You’re convinced that commodity prices will continue lower, so how do you profit from that move? Inverse exchange-traded funds (ETFs), futures and options on futures provide direct exposure to price movements, but before taking a position investors should consider whether to trade a broad market index or focus on specific markets.
Graham Day, CFA, director of product development and sales at Elkhorn Investments in Wheaton, Illinois, cautions that individual commodities don’t always move in sync and shouldn’t be treated as a single market. He cites higher prices in cattle and cocoa, both of which have had strong performances over the past three years, as examples. “You have to be able to look at individual commodities because there’s always going to be pockets of opportunity,” he says.
Many investors are familiar with taking long positions in exchange-traded funds (ETFs) so doing the same with inverse ETFs can be a natural choice. According to Zacks Investment Research, 20 inverse ETFs for commodities were available as of mid-September. The funds covered both indexes and focused markets, such as agriculture, precious metals, gold miners and industrial metals. All the inverse funds showed positive returns for the past 12 months, ranging from 8.9% for the DB Gold Short ETN (DGZ) to 300% for the VelocityShares 3x Inverse Crude Oil ETN (DWTI).
Inverse ETFs offer convenience, says Carley Garner, senior futures market strategist and commodity broker with DeCarley Trading in Las Vegas, Nevada, and author of “A Trader’s First Book on Commodities.”
Most investors with access to a stock trading account can trade these funds but they may need to take an extra step or two beforehand. Fidelity Investments, for instance, offers trading of inverse ETFs but customers must agree first to the terms of Fidelity’s Designated Investments Agreement, which covers things like risk tolerance and requires customers to have the appropriate investment objective.
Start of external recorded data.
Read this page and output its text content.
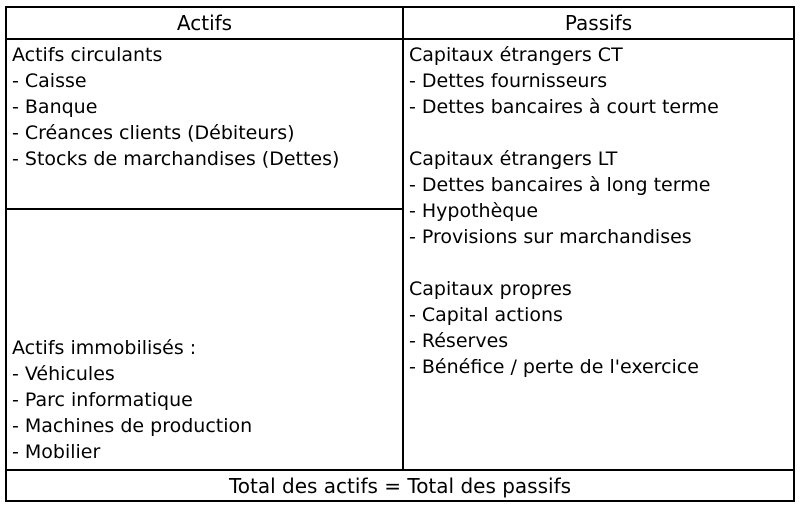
Actifs	Passifs
Actifs circulants
- Caisse
- Banque
- Créances clients (Débiteurs)
- Stocks de marchandises (Dettes)
Capitaux étrangers CT
- Dettes fournisseurs
- Dettes bancaires à court terme
Capitaux étrangers LT
- Dettes bancaires à long terme
- Hypothèque
- Provisions sur marchandises
Capitaux propres
- Capital actions
- Réserves
- Bénéfice / perte de l'exercice
Actifs immobilisés :
- Véhicules
- Parc informatique
- Machines de production
- Mobilier
Total des actifs = Total des passifs
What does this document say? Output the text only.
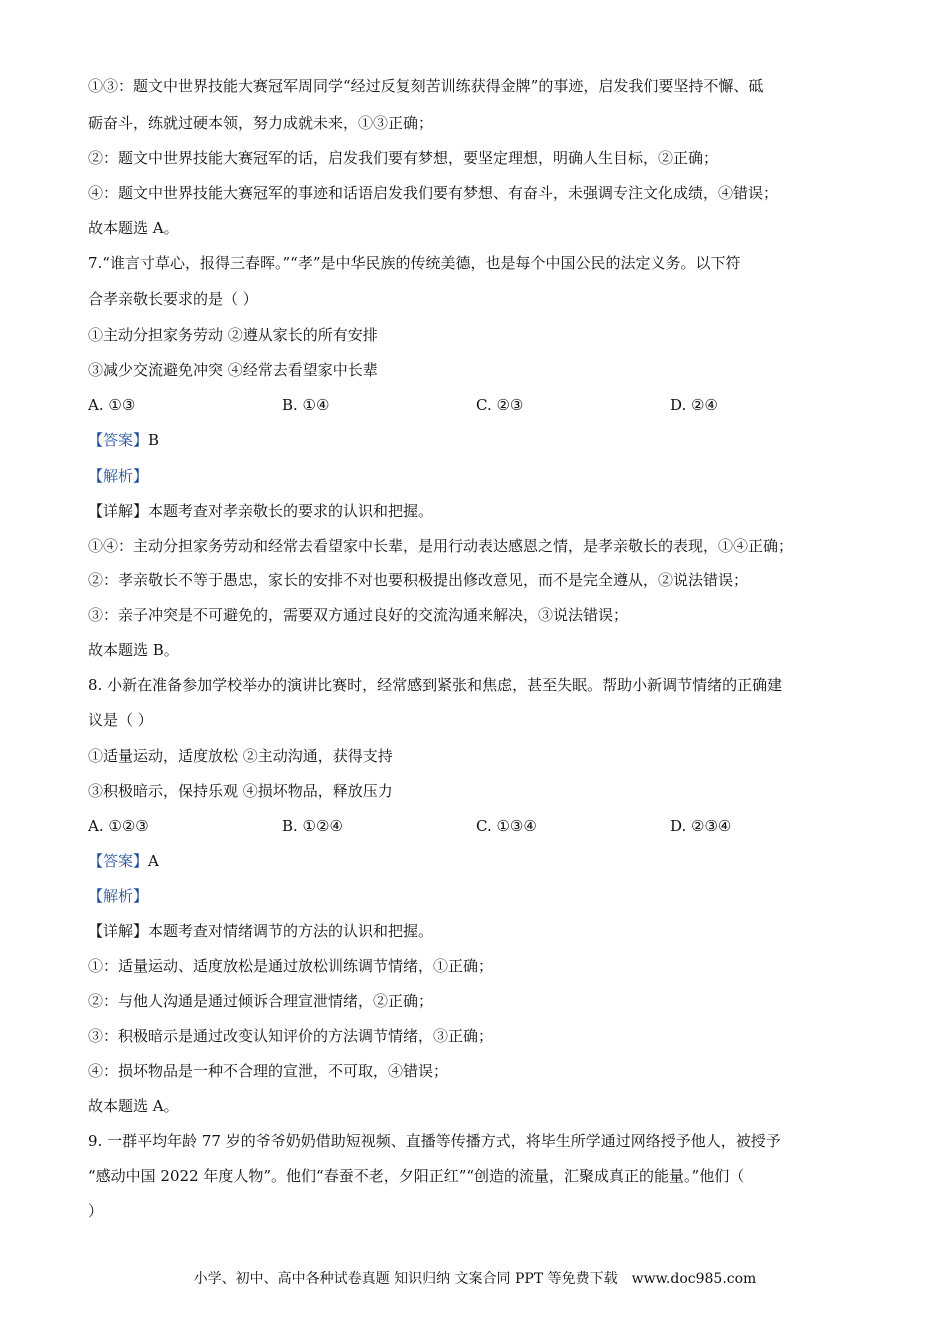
①③：题文中世界技能大赛冠军周同学“经过反复刻苦训练获得金牌”的事迹，启发我们要坚持不懈、砥
砺奋斗，练就过硬本领，努力成就未来，①③正确；
②：题文中世界技能大赛冠军的话，启发我们要有梦想，要坚定理想，明确人生目标，②正确；
④：题文中世界技能大赛冠军的事迹和话语启发我们要有梦想、有奋斗，未强调专注文化成绩，④错误；
故本题选 A。
7.“谁言寸草心，报得三春晖。”“孝”是中华民族的传统美德，也是每个中国公民的法定义务。以下符
合孝亲敬长要求的是（ ）
①主动分担家务劳动 ②遵从家长的所有安排
③减少交流避免冲突 ④经常去看望家中长辈
A. ①③	B. ①④	C. ②③	D. ②④
【答案】B
【解析】
【详解】本题考查对孝亲敬长的要求的认识和把握。
①④：主动分担家务劳动和经常去看望家中长辈，是用行动表达感恩之情，是孝亲敬长的表现，①④正确；
②：孝亲敬长不等于愚忠，家长的安排不对也要积极提出修改意见，而不是完全遵从，②说法错误；
③：亲子冲突是不可避免的，需要双方通过良好的交流沟通来解决，③说法错误；
故本题选 B。
8. 小新在准备参加学校举办的演讲比赛时，经常感到紧张和焦虑，甚至失眠。帮助小新调节情绪的正确建
议是（ ）
①适量运动，适度放松 ②主动沟通，获得支持
③积极暗示，保持乐观 ④损坏物品，释放压力
A. ①②③	B. ①②④	C. ①③④	D. ②③④
【答案】A
【解析】
【详解】本题考查对情绪调节的方法的认识和把握。
①：适量运动、适度放松是通过放松训练调节情绪，①正确；
②：与他人沟通是通过倾诉合理宣泄情绪，②正确；
③：积极暗示是通过改变认知评价的方法调节情绪，③正确；
④：损坏物品是一种不合理的宣泄，不可取，④错误；
故本题选 A。
9. 一群平均年龄 77 岁的爷爷奶奶借助短视频、直播等传播方式，将毕生所学通过网络授予他人，被授予
“感动中国 2022 年度人物”。他们“春蚕不老，夕阳正红”“创造的流量，汇聚成真正的能量。”他们（
）
小学、初中、高中各种试卷真题 知识归纳 文案合同 PPT 等免费下载 www.doc985.com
Inverse ETFs also have drawbacks. The small number of funds and the limited coverage of specific commodities restrict investors’ choices. ETF tracking errors and technical factors like futures contract rollovers can also affect returns relative to the underlying commodity. “Sometimes you can be dead right on the direction of the commodity but the ETF doesn’t really follow through as far as your profits and losses,” says Garner.